After that visit, our relationship went downhill. It was like Ben wasn’t trying to hide his toxic behaviour. Since we were in different countries, I had to monitor his social media accounts to find out what he was up to.
He would constantly post different women and declare his love for them. Sometimes, he’d call them babe. Meanwhile, he couldn’t be bothered to reply to my messages.
I had enough and told my mum that I was ending the relationship.
“Don’t you dare!” She barked.
“I’m not happy. Ben is a toxic man and I don’t think he loves me. He just wants a wife to cook and clean for him.”
“That’s what marriage is. Don’t you want a man to pay the bills and put a roof over your head?”
I was quiet since I couldn’t believe that my mum would encourage me to be with a toxic man. Little did I know that they had been secretly talking and arranging a wedding when Ben came back.
My relationship with my family was never the same after I found out. However, I still decided to give both Ben and my family another chance. After all, I would have lots of good opportunities abroad if I married him.
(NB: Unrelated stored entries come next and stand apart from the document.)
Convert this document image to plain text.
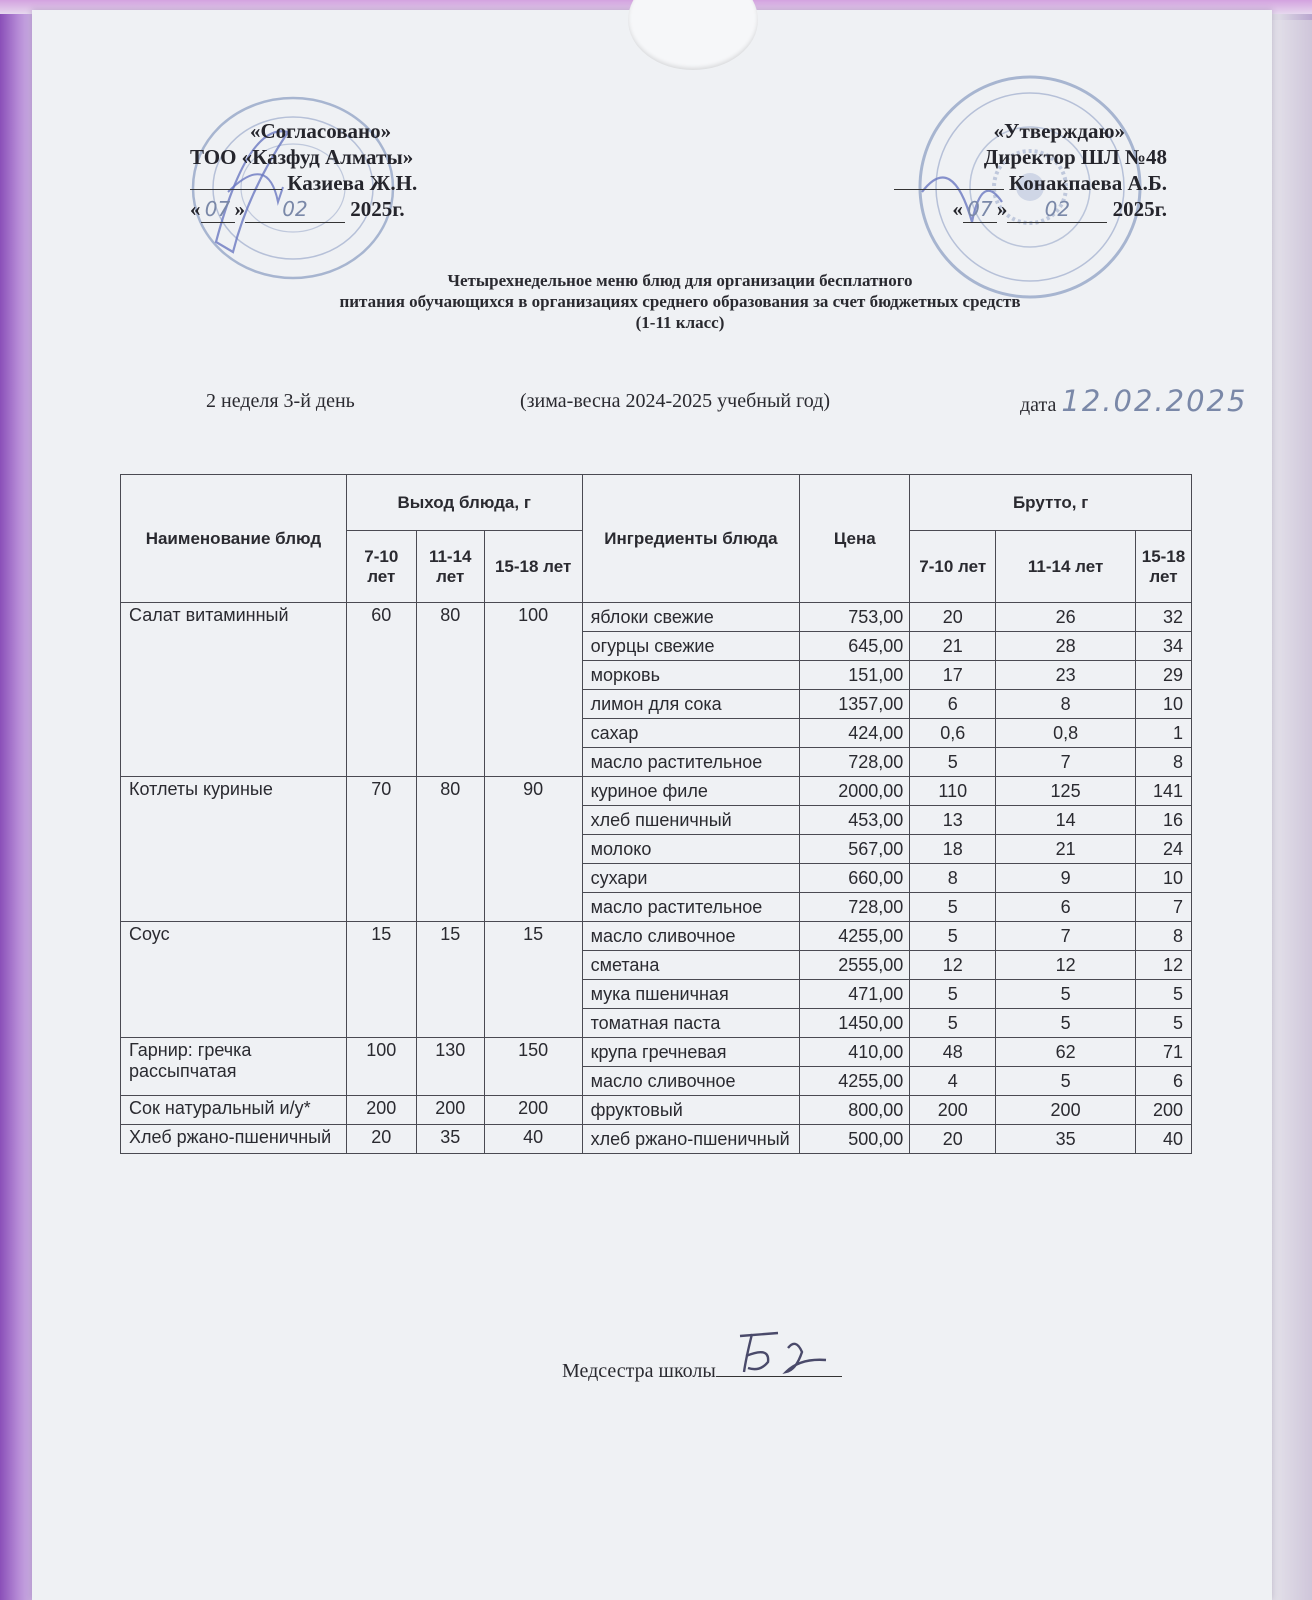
«Согласовано»
ТОО «Казфуд Алматы»
Казиева Ж.Н.
« 07 » 02 2025г.
«Утверждаю»
Директор ШЛ №48
Конакпаева А.Б.
« 07 » 02 2025г.
Четырехнедельное меню блюд для организации бесплатного
питания обучающихся в организациях среднего образования за счет бюджетных средств
(1-11 класс)
2 неделя 3-й день	(зима-весна 2024-2025 учебный год)	дата 12.02.2025
Наименование блюд	Выход блюда, г			Ингредиенты блюда	Цена	Брутто, г		
	7-10 лет	11-14 лет	15-18 лет			7-10 лет	11-14 лет	15-18 лет
Салат витаминный	60	80	100	яблоки свежие	753,00	20	26	32
				огурцы свежие	645,00	21	28	34
				морковь	151,00	17	23	29
				лимон для сока	1357,00	6	8	10
				сахар	424,00	0,6	0,8	1
				масло растительное	728,00	5	7	8
Котлеты куриные	70	80	90	куриное филе	2000,00	110	125	141
				хлеб пшеничный	453,00	13	14	16
				молоко	567,00	18	21	24
				сухари	660,00	8	9	10
				масло растительное	728,00	5	6	7
Соус	15	15	15	масло сливочное	4255,00	5	7	8
				сметана	2555,00	12	12	12
				мука пшеничная	471,00	5	5	5
				томатная паста	1450,00	5	5	5
Гарнир: гречка рассыпчатая	100	130	150	крупа гречневая	410,00	48	62	71
				масло сливочное	4255,00	4	5	6
Сок натуральный и/у*	200	200	200	фруктовый	800,00	200	200	200
Хлеб ржано-пшеничный	20	35	40	хлеб ржано-пшеничный	500,00	20	35	40
Медсестра школы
He came back and we started the wedding preparations. During the planning, my family got to see Ben’s toxic behaviour for the first time. He would lose his temper over small things and yell at me. No one said anything – not even his mother.
I realized that if I got married to him I would be on my own. No one would be there to defend me and even if I confided in my family, they wouldn’t do anything.
When Ben returned to the UK, I sent him a text letting him know that I didn’t want to be in a relationship anymore.
“You’re a toxic person and you don’t seem like you care about me. You constantly belittle me and insult me but the worst part is how my family and yours enable your behaviour. I can’t do this anymore. I’m breaking up with you.”
He didn’t respond, as usual. Instead, he contacted my mum who was furious about the news. She also insulted me and told me how I was making the biggest mistake in my life.
From then, I realized that my family didn’t care about my well-being because how could they encourage me to marry someone who they knew was toxic.
I distanced myself from them and slowly stopped talking to them. I haven’t talked to my family in months. They’ve tried to reach out but I’m not ready to reconcile yet.